1lb whole grain or whole wheat fuscilli pasta (I prefer Barilla Plus, the yellow box)
1lb small red potatoes
12oz fresh green beans (If you can find haricot vert, even better)1 pint cherry tomatoes cut in half
1 14.5oz can of quartered artichoke hearts, drained
2 cans of olive oil packed tuna (This is the star of the dish. Look in the imported Italian goods aisle of your mega mart. I like Cento or Genova.)
12oz jar of kalamata olives drained and cut in half
3c fresh spinach chopped
1. Cook pasta according to the directions on the box, drain, and place back in the pot that you cooked it in.

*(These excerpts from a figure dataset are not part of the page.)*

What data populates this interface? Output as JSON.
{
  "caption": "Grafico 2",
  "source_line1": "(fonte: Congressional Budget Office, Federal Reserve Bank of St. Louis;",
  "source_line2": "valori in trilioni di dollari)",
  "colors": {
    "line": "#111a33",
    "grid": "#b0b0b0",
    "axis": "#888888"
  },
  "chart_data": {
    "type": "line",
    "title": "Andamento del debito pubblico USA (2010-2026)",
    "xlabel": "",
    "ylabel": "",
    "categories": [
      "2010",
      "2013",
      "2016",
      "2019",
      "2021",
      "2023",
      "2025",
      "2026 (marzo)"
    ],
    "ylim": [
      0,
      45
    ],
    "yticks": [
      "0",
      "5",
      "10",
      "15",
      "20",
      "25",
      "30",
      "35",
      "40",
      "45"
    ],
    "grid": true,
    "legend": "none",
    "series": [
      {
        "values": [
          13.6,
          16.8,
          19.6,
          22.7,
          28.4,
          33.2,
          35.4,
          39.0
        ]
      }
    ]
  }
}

2. While the pasta is cooking, place potatoes into a microwave proof bowl and cover with plastic wrap. Microwave on high for approximately 8-12 minutes or until fork tender. (Do not over cook the potatoes) When potatoes are fork tender, cut in half. Be careful! These little boogers are very hot when they get nuked.
3. Place beans in a microwave proof bowl and cover with plastic wrap. Nuke for 1 1/2 minutes. It's better if they are a little undercooked than over cooked.
4. Mix everything together in the pot that you cooked the pasta in and toss with the lemon vinaigrette (recipe is below).
The juice and zest of one lemon. (buy a microplane, they are cheap and great multi-taskers)
1/2c good olive oil
2T Champagne vinegar
2t apriva (Splenda is the brand name. Add more if you like it a little sweeter.)
1. Whisk lemon juice, zest and vinegar together in a small bowl.
2. Slowly add the olive oil. Season with salt and pepper.
If you want to jazz up the vinaigrette or use it as a marinade for beef or chicken, add 1T of your favorite fresh herb or store bought pesto. I love fresh thyme!